ARLINGTON – Almost two months after a cross was set ablaze on a black family’s lawn, Arlington is struggling to heal the scar.
Community leaders met with Walter Atkinson of the U.S. Department of Justice last month to start mending the wound.
Tom Hudson, a black father whose daughter attends Arlington High School, said that meeting was a good start. But he worries that in the meantime, those efforts might have lost momentum.
“I felt that they should have scheduled another meeting within 10 to 15 days, where things would be fresh, and we didn’t have to backtrack,” Hudson said. “I think they missed that opportunity.”
Pastor Jason Martin, whose son, Tyshaun, was the target of the two white boys who admitted burning the cross, worried that summer vacation might cause further delay. He urged meeting soon so that a plan of action could be in place when school resumes in the fall.
Mayor Margaret Larson said the delay has not been for lack of trying. City staff and school district officials have been coordinating with Atkinson, trying to find a meeting date open to all.

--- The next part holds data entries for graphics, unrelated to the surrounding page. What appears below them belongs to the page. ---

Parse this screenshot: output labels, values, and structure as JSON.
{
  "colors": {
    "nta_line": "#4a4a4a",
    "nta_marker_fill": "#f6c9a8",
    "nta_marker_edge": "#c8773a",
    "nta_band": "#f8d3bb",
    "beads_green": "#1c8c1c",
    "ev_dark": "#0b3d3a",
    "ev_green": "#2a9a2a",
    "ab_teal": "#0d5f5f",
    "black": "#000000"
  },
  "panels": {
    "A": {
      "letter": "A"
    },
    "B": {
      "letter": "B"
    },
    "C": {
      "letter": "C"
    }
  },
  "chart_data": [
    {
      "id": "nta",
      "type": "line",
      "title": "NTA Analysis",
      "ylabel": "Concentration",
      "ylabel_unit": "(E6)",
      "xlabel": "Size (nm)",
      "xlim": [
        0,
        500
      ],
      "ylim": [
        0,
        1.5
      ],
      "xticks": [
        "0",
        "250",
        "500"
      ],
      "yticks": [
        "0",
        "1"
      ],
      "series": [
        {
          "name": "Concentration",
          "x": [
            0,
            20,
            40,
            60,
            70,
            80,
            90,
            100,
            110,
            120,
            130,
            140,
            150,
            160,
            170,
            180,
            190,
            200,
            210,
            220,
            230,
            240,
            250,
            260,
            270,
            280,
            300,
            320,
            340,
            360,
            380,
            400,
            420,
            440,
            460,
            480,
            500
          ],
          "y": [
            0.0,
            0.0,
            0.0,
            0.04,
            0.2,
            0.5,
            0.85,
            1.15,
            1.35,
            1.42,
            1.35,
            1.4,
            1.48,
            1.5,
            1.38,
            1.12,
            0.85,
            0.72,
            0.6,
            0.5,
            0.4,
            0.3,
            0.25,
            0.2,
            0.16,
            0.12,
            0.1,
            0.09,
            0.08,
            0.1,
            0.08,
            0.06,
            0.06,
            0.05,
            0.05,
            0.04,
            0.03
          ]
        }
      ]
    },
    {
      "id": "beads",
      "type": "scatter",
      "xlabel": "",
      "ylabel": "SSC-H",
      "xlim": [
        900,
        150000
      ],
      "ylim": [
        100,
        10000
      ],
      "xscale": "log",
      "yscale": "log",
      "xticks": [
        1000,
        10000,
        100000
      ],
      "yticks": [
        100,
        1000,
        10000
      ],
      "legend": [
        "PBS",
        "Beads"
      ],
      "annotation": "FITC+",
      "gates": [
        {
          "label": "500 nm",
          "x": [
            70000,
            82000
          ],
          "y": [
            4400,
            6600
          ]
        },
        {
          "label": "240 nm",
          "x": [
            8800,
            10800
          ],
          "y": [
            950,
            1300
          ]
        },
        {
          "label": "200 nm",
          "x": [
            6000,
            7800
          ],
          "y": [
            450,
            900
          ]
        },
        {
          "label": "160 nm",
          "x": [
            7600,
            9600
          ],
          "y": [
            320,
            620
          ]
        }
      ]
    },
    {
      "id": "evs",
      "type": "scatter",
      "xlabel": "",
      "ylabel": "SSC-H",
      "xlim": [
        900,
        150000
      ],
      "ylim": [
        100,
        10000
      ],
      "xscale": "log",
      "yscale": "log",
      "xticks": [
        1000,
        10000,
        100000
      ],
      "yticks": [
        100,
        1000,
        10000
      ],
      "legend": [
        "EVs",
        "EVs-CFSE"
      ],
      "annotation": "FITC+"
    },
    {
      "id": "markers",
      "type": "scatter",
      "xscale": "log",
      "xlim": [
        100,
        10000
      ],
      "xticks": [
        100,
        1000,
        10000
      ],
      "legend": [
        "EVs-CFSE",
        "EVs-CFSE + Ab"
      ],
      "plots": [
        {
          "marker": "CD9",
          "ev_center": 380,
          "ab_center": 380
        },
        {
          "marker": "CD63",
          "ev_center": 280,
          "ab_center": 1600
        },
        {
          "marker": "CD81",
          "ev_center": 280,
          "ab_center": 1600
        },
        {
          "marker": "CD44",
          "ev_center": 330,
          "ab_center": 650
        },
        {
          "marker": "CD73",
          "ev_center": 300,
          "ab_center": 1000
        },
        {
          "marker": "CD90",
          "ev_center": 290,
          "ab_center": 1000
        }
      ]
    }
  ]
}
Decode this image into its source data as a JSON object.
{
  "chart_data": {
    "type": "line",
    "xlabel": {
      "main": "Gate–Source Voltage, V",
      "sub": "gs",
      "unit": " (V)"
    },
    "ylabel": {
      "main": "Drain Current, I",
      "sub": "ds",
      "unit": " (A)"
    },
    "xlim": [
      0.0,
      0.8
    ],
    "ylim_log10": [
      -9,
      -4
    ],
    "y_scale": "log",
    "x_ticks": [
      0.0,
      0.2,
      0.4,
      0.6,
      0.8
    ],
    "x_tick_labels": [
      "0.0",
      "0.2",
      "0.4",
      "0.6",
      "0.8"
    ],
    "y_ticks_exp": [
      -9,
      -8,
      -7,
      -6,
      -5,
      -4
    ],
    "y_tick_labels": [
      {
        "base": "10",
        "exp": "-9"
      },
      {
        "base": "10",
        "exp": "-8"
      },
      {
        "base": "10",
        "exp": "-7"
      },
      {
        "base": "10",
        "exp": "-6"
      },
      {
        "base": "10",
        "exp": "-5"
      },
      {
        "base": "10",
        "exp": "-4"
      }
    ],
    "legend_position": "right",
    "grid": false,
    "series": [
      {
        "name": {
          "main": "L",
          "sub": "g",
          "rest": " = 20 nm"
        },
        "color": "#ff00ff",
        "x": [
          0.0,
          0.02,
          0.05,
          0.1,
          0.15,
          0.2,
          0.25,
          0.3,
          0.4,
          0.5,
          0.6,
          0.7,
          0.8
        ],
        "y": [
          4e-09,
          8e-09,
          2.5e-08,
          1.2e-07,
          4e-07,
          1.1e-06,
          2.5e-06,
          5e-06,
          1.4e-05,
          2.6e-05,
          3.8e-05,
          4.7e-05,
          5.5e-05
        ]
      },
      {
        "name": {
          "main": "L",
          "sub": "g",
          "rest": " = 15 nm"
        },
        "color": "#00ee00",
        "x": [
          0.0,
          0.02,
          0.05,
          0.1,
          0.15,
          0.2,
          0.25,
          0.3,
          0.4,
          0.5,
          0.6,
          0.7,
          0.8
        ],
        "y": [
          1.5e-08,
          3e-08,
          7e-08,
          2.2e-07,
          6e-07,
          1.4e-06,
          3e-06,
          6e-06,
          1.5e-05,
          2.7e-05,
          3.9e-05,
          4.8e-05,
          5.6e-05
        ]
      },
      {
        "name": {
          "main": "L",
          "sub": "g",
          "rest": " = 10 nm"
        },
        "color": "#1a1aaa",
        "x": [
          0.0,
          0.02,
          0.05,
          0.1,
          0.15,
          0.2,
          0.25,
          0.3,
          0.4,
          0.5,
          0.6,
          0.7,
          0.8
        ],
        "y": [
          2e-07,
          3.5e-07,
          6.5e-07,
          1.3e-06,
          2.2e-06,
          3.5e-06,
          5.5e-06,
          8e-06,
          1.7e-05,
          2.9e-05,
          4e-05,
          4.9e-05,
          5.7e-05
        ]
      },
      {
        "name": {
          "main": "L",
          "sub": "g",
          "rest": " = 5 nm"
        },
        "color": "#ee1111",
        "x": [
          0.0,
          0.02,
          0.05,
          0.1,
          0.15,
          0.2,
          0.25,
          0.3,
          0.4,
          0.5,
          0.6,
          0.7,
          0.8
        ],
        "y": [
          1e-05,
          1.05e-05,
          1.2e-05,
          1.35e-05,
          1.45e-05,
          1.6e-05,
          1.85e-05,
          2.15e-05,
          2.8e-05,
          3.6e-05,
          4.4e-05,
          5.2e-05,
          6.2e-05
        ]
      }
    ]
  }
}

“We haven’t forgotten,” Larson said.
In addition to the representatives of black, Asian and nonprofit communities who attended the first meeting, the city is planning to invite American Indians, Hispanics and students to the next meeting, she said.
In the meantime, some high school students have continued their yearlong quest to improve their school’s social and cultural climate, said Barbara Marsh, curriculum director.
The group, which does not have a formal name, is hoping by fall to focus ideas on what to do, including class meetings, assemblies, mentoring or leadership training, she said.
Hudson and Martin renewed their calls for the school district to more actively seek out minority candidates for administrative and teaching jobs. Those calls came too late in the hiring process for a new high school principal in April, but a vice principal position is open, and candidates have not been selected yet.
Shirley Case, the school district’s personnel director, said all job openings are posted on various school-employment Web sites. Federal rules prohibit the district from using race as a factor, but she said the district would be open to sending the job postings elsewhere if it would help.
Hudson suggested calling the NAACP or a group called Seattle Community Corporate Reform.
At the April meeting, Atkinson said communities that succeeded in rejecting racist acts did so because of organized, visible, long-term campaigns against racism.
Larson wants to build on the first meeting. The stories people told of their experiences living as minorities in her native Arlington gave her new awareness, she said.
“It’s very easy to say that’s not happening in my town,” Larson said. “Sometimes we ignore things, and they really are happening.”
That same spirit is helping his daughter at school, Hudson said.
“I know that she feels a little bit more free to talk to other kids that are in the same situation when she’s having the same problem, as opposed to getting into a verbal confrontation,” he said.